His father drove a truck for 17 years, before starting his own company, G.A. Trucking, in the early 1980s.
Arrington’s summer, Christmas and spring breaks from school were often spent working: washing semi-trailers, learning to drive them, fixing them and changing oil, and while he was in college, he worked as a driver for CNB Trucking.
In turn, his 15-year professional career has revolved around commercial trucking, on the dealership side, and his comprehensive knowledge of the various facets of the industry has been an asset.
Arrington is now in the Dallas metro, acting as executive vice president of sales and marketing over 19 stores (and growing, he says) in the U.S. and Canada at Premier Truck Group, a Penske Automotive Group subsidiary.
He joined the company in 2012, when it was The Around the Clock Freightliner Group, as general manager at branches in Tulsa and Muskogee, Oklahoma.
Penske acquired the company in 2014, and Arrington was promoted to his current position and relocated to Texas the following year.
Now, he is able to count Penske chairman Roger Penske — Michigan-based, billionaire racing magnate and auto empire king — as a mentor, and he cannot be happier about the direction his career has taken.
At the same time, Arrington has not forgotten his Arkansas roots.
He counts the years the family lived in Rogers as some of the most pivotal of his life, from when he accepted a promotion opportunity at Truck Centers of Arkansas in Springdale in 2005, until the Arringtons sold their house in 2014.
“It was a good education for me to work with all those big companies,” Arrington said, pointing to J.B. Hunt Transport Services Inc., P.A.M. Transport Services Inc. and Wal-Mart Stores Inc. as major players on the freight scene.
It was a far cry from where he’d been working before, in Texarkana.
“Business was totally different in NWA than it was in Texarkana.
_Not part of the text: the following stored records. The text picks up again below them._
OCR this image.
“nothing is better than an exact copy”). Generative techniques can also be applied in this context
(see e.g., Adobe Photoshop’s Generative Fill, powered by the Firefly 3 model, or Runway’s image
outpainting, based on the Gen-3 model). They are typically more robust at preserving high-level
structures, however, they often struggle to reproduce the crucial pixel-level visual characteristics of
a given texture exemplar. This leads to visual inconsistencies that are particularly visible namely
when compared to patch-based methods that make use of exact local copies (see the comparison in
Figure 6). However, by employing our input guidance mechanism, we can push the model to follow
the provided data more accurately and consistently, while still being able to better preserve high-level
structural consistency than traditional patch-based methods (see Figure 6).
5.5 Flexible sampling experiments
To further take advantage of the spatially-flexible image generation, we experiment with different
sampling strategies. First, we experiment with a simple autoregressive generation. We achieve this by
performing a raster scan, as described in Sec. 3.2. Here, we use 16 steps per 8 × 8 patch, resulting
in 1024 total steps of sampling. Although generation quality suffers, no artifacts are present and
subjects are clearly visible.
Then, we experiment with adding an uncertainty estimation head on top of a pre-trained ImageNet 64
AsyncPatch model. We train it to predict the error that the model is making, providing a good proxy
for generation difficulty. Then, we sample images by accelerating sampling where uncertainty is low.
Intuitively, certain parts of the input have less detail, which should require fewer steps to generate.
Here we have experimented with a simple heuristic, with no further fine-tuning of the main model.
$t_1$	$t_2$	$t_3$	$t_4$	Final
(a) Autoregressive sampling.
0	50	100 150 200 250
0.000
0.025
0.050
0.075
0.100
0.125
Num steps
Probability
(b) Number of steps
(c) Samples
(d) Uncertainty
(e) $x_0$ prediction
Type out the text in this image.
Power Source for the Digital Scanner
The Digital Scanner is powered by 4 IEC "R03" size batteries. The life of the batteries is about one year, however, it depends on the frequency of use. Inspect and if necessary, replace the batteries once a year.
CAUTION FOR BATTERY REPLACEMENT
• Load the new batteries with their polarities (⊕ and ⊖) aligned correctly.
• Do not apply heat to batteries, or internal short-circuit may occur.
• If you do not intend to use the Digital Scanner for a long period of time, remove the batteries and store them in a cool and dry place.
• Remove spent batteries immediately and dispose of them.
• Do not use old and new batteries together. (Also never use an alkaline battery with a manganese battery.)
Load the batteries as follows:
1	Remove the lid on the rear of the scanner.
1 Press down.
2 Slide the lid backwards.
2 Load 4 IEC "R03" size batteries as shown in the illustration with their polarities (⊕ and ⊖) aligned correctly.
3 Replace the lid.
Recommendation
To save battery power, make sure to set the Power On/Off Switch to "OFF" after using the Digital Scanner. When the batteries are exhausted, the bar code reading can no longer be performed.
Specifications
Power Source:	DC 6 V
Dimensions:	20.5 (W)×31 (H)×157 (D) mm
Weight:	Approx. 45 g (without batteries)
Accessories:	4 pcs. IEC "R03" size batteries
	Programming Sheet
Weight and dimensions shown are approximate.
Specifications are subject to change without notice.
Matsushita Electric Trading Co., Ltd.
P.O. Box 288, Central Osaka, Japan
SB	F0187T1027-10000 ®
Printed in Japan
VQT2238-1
It’s different than anywhere else in the world,” Arrington said.
It was also during his time in the region that he was named to the 2008 class of the Northwest Arkansas Business Journal’s Forty Under 40.
“NWA is a special place,” Arrington said. In fact, although he started work in Tulsa in 2012, the family didn’t sell its Rogers house until two years later, often taking the hour-and-40-minute drive to return to their home on weekends.
Arrington still has many friends in the region, and he and his family are, as he puts it, “diehard Razorback fans.” In fact his oldest daughter, 17-year-old Katherine, intends to go to the University of Arkansas for college. He also has a 12-year-old daughter, Abigail.
The Arringtons also regularly visit extended family in Magnolia, where he attended Southern Arkansas University and met his wife of 21 years, Michelle.
When it comes to his success, Arrington said, “I owe it all to my family.”
Throughout the years, he did not like relocating them several times for his job. “But if we didn’t make those sacrifices we wouldn’t be where we are as a family. We are better off,” he said.
And he’s always been enthusiastic about the trucking industry.
“If you don’t have a passion for what you do, people will see right through it. You’ll have a short career, or you’ll be miserable your whole life,” Arrington said.
Finally, he points to a series of mentors as sources of motivation.
“I’ve always been set on meeting those unspoken expectations. I never wanted to let anyone down who gave me a chance.”
When it comes to customers, his philosophy is “under-promise and over-deliver.”
He has always enjoyed interacting with customers and building relationships with them. But now that he is not always on the front lines, Arrington has found a new level of fulfillment to his job in mentoring new sales people.
“I love taking people who are new to the industry, helping them along their career paths and watching them grow.”